Regret factor in ForwardBackward

[aldma]

This PR adds the possibility to specify a regret factor to increase the stepsize gamma at every iteration, if adaptive, before backtracking. Recent results provide convergence guarantees even without a maximum value on gamma [Theorem 14, arXiv:2208.00779v2].

This feature was implemented for ForwardBackward only. Although it does not seem a good fit for accelerated methods like ZeroFPR, PANOC, and PANOCplus, at least when based on quasi-Newton directions, it is unclear whether the FastForwardBackward solver could benefit from it. See discussion in #86 .
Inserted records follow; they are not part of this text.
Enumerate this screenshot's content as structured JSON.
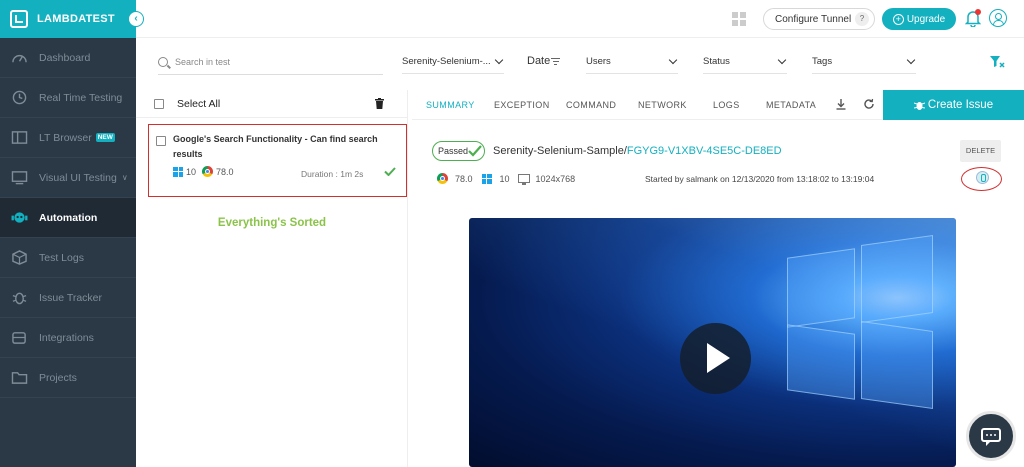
{
  "brand": {
    "name": "LAMBDATEST"
  },
  "sidebar": {
    "items": [
      {
        "label": "Dashboard",
        "icon": "speedometer-icon",
        "active": false
      },
      {
        "label": "Real Time Testing",
        "icon": "clock-icon",
        "active": false
      },
      {
        "label": "LT Browser",
        "icon": "browser-icon",
        "badge": "NEW",
        "active": false
      },
      {
        "label": "Visual UI Testing",
        "icon": "monitor-icon",
        "active": false
      },
      {
        "label": "Automation",
        "icon": "robot-icon",
        "active": true
      },
      {
        "label": "Test Logs",
        "icon": "cube-icon",
        "active": false
      },
      {
        "label": "Issue Tracker",
        "icon": "bug-icon",
        "active": false
      },
      {
        "label": "Integrations",
        "icon": "puzzle-icon",
        "active": false
      },
      {
        "label": "Projects",
        "icon": "folder-icon",
        "active": false
      }
    ]
  },
  "topbar": {
    "configure_tunnel": "Configure Tunnel",
    "tunnel_help": "?",
    "upgrade": "Upgrade"
  },
  "filters": {
    "search_placeholder": "Search in test",
    "build": "Serenity-Selenium-...",
    "date": "Date",
    "users": "Users",
    "status": "Status",
    "tags": "Tags"
  },
  "list": {
    "select_all": "Select All",
    "test": {
      "title": "Google's Search Functionality - Can find search results",
      "os_version": "10",
      "browser_version": "78.0",
      "duration": "Duration : 1m 2s"
    },
    "sorted_message": "Everything's Sorted"
  },
  "detail": {
    "tabs": [
      "SUMMARY",
      "EXCEPTION",
      "COMMAND",
      "NETWORK",
      "LOGS",
      "METADATA"
    ],
    "create_issue": "Create Issue",
    "status": "Passed",
    "build_name": "Serenity-Selenium-Sample/",
    "session_id": "FGYG9-V1XBV-4SE5C-DE8ED",
    "delete": "DELETE",
    "browser_version": "78.0",
    "os_version": "10",
    "resolution": "1024x768",
    "started_text": "Started by salmank on 12/13/2020 from 13:18:02 to 13:19:04"
  },
  "colors": {
    "accent": "#13b0c0",
    "sidebar_bg": "#2b3947",
    "passed": "#4caf50",
    "highlight": "#d32f2f",
    "sorted": "#8bc34a"
  }
}
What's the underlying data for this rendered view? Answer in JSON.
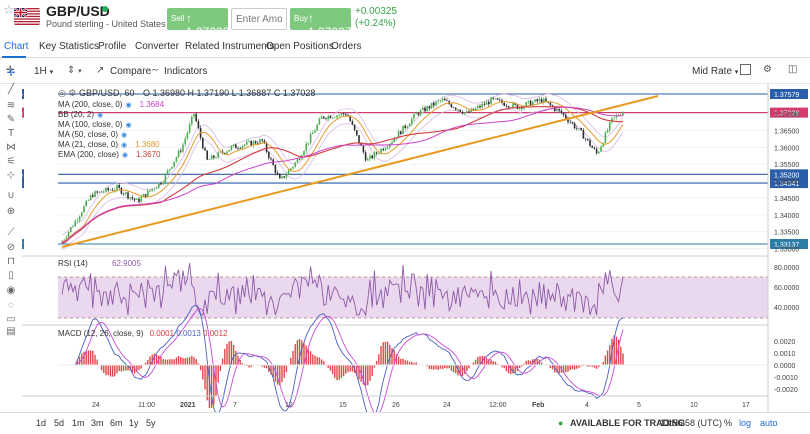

Practical performance seems to improve with values regret_gamma close to 1. Tests and references have also been updated accordingly.

[aldma]

Based on benchmarks and interest, the default value for regret_gamma could be set greater than, but close to, 1. Another possibility is to take an adaptive regret factor, as common in the convex literature.

[lostella]

@aldma thanks for this! Some comments

• Accelerated algorithm from Nesterov here (page 143) allows for increasing stepsizes
• Would it make sense to have regret > 1 by default?
• I’m not sure about the name “regret”. Maybe “increase” is better? Also I see the backtracking factor is not exposed, but I guess it could be

[aldma]

Thanks @lostella for you comments

• Nesterov's paper focuses on convex problems, whereas the proof here (Thm 14) is for fully nonconvex ones (thanks @AndThem!)
• The denomination "regret" comes from the FOM toolbox (webpage), but it is not widespread nor standard (or so it seems). Perhaps the backtracking should be exposed and the two names somehow consistent?
• I think it makes sense to have r > 1 by default, but I don't see any recommendations more specific than 1 < r < 2. It should perhaps be linked to the backtracking factor too. In FOM they take r = 1/beta, with beta the backtracking factor.

[aplavin]

Would be nice to have it included indeed!
Another useful convenience feature is "at first, increase gamma with by large factor, like 2 or 3; after backtracking happens for the first time, switch to a small r like 1.1". This makes the algorithm insensitive to the initial gamma value in a very wide range, even if it happened to start too small.

[AndThem]

According to the current theory, the price for not imposing an upper bound on the stepsize is the fact that each failed linesearch step incurs one (wasted) extra gradient evaluation (an extra Lipschitz-like check is required). I believe that selecting a (very large) gamma_max, perhaps after the first couple of iterations, is a much more reasonable choice to avoid such overhead.

[lostella]

Looks good, thank you @aldma!